A stroke is caused by blocked blood flow to the brain. This can affect your speech, movement and memory. The U.S. Centers for Disease Control and Prevention estimates that nationwide, someone has a stroke every 40 seconds. Strokes are a leading cause of death and a leading cause of long-term disability in the U.S. Louisiana is among the states with the highest death rates from strokes.

“When someone is having a stroke, the sooner you call for help, the better,” said Dr. Larry Simon, interim senior medical director and Medicare medical director at Blue Cross. “We were taught in medical school that ‘time is brain.’ This means that people who are treated shortly after having a stroke are more likely to live through it and less likely to have ongoing, serious outcomes. That’s why it’s so important for everyone to know the warning signs and be ready to get immediate medical attention. You could save a life.”
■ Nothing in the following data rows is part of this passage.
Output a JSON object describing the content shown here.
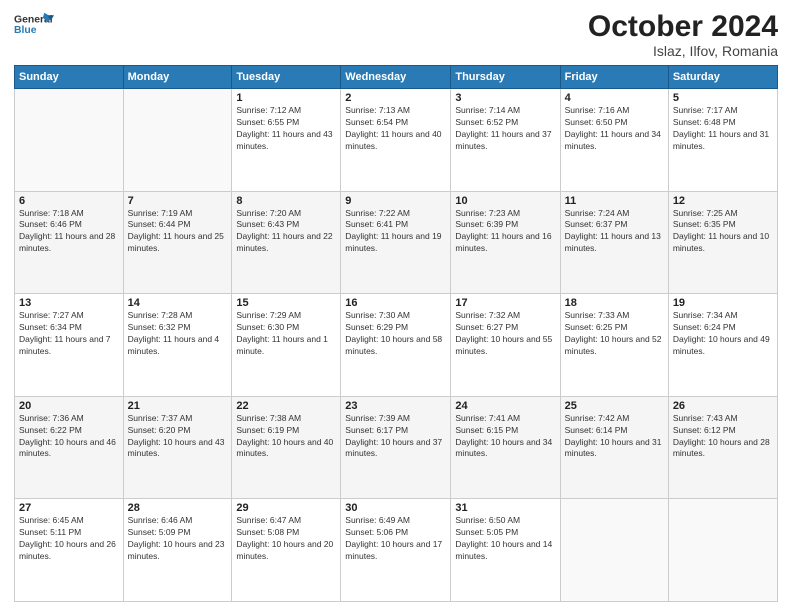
{
  "logo": {
    "line1": "General",
    "line2": "Blue"
  },
  "title": "October 2024",
  "subtitle": "Islaz, Ilfov, Romania",
  "days_of_week": [
    "Sunday",
    "Monday",
    "Tuesday",
    "Wednesday",
    "Thursday",
    "Friday",
    "Saturday"
  ],
  "weeks": [
    [
      {
        "day": "",
        "sunrise": "",
        "sunset": "",
        "daylight": ""
      },
      {
        "day": "",
        "sunrise": "",
        "sunset": "",
        "daylight": ""
      },
      {
        "day": "1",
        "sunrise": "Sunrise: 7:12 AM",
        "sunset": "Sunset: 6:55 PM",
        "daylight": "Daylight: 11 hours and 43 minutes."
      },
      {
        "day": "2",
        "sunrise": "Sunrise: 7:13 AM",
        "sunset": "Sunset: 6:54 PM",
        "daylight": "Daylight: 11 hours and 40 minutes."
      },
      {
        "day": "3",
        "sunrise": "Sunrise: 7:14 AM",
        "sunset": "Sunset: 6:52 PM",
        "daylight": "Daylight: 11 hours and 37 minutes."
      },
      {
        "day": "4",
        "sunrise": "Sunrise: 7:16 AM",
        "sunset": "Sunset: 6:50 PM",
        "daylight": "Daylight: 11 hours and 34 minutes."
      },
      {
        "day": "5",
        "sunrise": "Sunrise: 7:17 AM",
        "sunset": "Sunset: 6:48 PM",
        "daylight": "Daylight: 11 hours and 31 minutes."
      }
    ],
    [
      {
        "day": "6",
        "sunrise": "Sunrise: 7:18 AM",
        "sunset": "Sunset: 6:46 PM",
        "daylight": "Daylight: 11 hours and 28 minutes."
      },
      {
        "day": "7",
        "sunrise": "Sunrise: 7:19 AM",
        "sunset": "Sunset: 6:44 PM",
        "daylight": "Daylight: 11 hours and 25 minutes."
      },
      {
        "day": "8",
        "sunrise": "Sunrise: 7:20 AM",
        "sunset": "Sunset: 6:43 PM",
        "daylight": "Daylight: 11 hours and 22 minutes."
      },
      {
        "day": "9",
        "sunrise": "Sunrise: 7:22 AM",
        "sunset": "Sunset: 6:41 PM",
        "daylight": "Daylight: 11 hours and 19 minutes."
      },
      {
        "day": "10",
        "sunrise": "Sunrise: 7:23 AM",
        "sunset": "Sunset: 6:39 PM",
        "daylight": "Daylight: 11 hours and 16 minutes."
      },
      {
        "day": "11",
        "sunrise": "Sunrise: 7:24 AM",
        "sunset": "Sunset: 6:37 PM",
        "daylight": "Daylight: 11 hours and 13 minutes."
      },
      {
        "day": "12",
        "sunrise": "Sunrise: 7:25 AM",
        "sunset": "Sunset: 6:35 PM",
        "daylight": "Daylight: 11 hours and 10 minutes."
      }
    ],
    [
      {
        "day": "13",
        "sunrise": "Sunrise: 7:27 AM",
        "sunset": "Sunset: 6:34 PM",
        "daylight": "Daylight: 11 hours and 7 minutes."
      },
      {
        "day": "14",
        "sunrise": "Sunrise: 7:28 AM",
        "sunset": "Sunset: 6:32 PM",
        "daylight": "Daylight: 11 hours and 4 minutes."
      },
      {
        "day": "15",
        "sunrise": "Sunrise: 7:29 AM",
        "sunset": "Sunset: 6:30 PM",
        "daylight": "Daylight: 11 hours and 1 minute."
      },
      {
        "day": "16",
        "sunrise": "Sunrise: 7:30 AM",
        "sunset": "Sunset: 6:29 PM",
        "daylight": "Daylight: 10 hours and 58 minutes."
      },
      {
        "day": "17",
        "sunrise": "Sunrise: 7:32 AM",
        "sunset": "Sunset: 6:27 PM",
        "daylight": "Daylight: 10 hours and 55 minutes."
      },
      {
        "day": "18",
        "sunrise": "Sunrise: 7:33 AM",
        "sunset": "Sunset: 6:25 PM",
        "daylight": "Daylight: 10 hours and 52 minutes."
      },
      {
        "day": "19",
        "sunrise": "Sunrise: 7:34 AM",
        "sunset": "Sunset: 6:24 PM",
        "daylight": "Daylight: 10 hours and 49 minutes."
      }
    ],
    [
      {
        "day": "20",
        "sunrise": "Sunrise: 7:36 AM",
        "sunset": "Sunset: 6:22 PM",
        "daylight": "Daylight: 10 hours and 46 minutes."
      },
      {
        "day": "21",
        "sunrise": "Sunrise: 7:37 AM",
        "sunset": "Sunset: 6:20 PM",
        "daylight": "Daylight: 10 hours and 43 minutes."
      },
      {
        "day": "22",
        "sunrise": "Sunrise: 7:38 AM",
        "sunset": "Sunset: 6:19 PM",
        "daylight": "Daylight: 10 hours and 40 minutes."
      },
      {
        "day": "23",
        "sunrise": "Sunrise: 7:39 AM",
        "sunset": "Sunset: 6:17 PM",
        "daylight": "Daylight: 10 hours and 37 minutes."
      },
      {
        "day": "24",
        "sunrise": "Sunrise: 7:41 AM",
        "sunset": "Sunset: 6:15 PM",
        "daylight": "Daylight: 10 hours and 34 minutes."
      },
      {
        "day": "25",
        "sunrise": "Sunrise: 7:42 AM",
        "sunset": "Sunset: 6:14 PM",
        "daylight": "Daylight: 10 hours and 31 minutes."
      },
      {
        "day": "26",
        "sunrise": "Sunrise: 7:43 AM",
        "sunset": "Sunset: 6:12 PM",
        "daylight": "Daylight: 10 hours and 28 minutes."
      }
    ],
    [
      {
        "day": "27",
        "sunrise": "Sunrise: 6:45 AM",
        "sunset": "Sunset: 5:11 PM",
        "daylight": "Daylight: 10 hours and 26 minutes."
      },
      {
        "day": "28",
        "sunrise": "Sunrise: 6:46 AM",
        "sunset": "Sunset: 5:09 PM",
        "daylight": "Daylight: 10 hours and 23 minutes."
      },
      {
        "day": "29",
        "sunrise": "Sunrise: 6:47 AM",
        "sunset": "Sunset: 5:08 PM",
        "daylight": "Daylight: 10 hours and 20 minutes."
      },
      {
        "day": "30",
        "sunrise": "Sunrise: 6:49 AM",
        "sunset": "Sunset: 5:06 PM",
        "daylight": "Daylight: 10 hours and 17 minutes."
      },
      {
        "day": "31",
        "sunrise": "Sunrise: 6:50 AM",
        "sunset": "Sunset: 5:05 PM",
        "daylight": "Daylight: 10 hours and 14 minutes."
      },
      {
        "day": "",
        "sunrise": "",
        "sunset": "",
        "daylight": ""
      },
      {
        "day": "",
        "sunrise": "",
        "sunset": "",
        "daylight": ""
      }
    ]
  ]
}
Warning signs of a stroke include:

  • Weakness in the face, arm or leg
  • Difficulty speaking
  • Vision loss
  • Dizziness
  • Brief loss of consciousness

If you think someone is having a stroke, call 911.

Strokes can happen at any age, but your risk is higher if you’re over 65. Other things that can increase your risk are:

  • Smoking and drinking
  • High blood pressure
  • High cholesterol
  • Diabetes
  • Often eating foods high in salt, saturated fat or sugar

People who have already had a stroke can be at a higher risk for having future strokes. The good news is that up to 80 percent of strokes could be prevented by living a healthy lifestyle with regular exercise, nutritious eating habits and quitting or avoiding tobacco. Talk to your primary care provider about what you can do to avoid a stroke. Your annual wellness visit is the perfect time to ask how you can stay healthy. If you’ve had a stroke before, ask how you can lower your risk of this happening again. Your provider may prescribe medication to help keep your numbers for blood pressure or other indicators in a healthy range. If you are prescribed medication, take it exactly as your provider tells you to.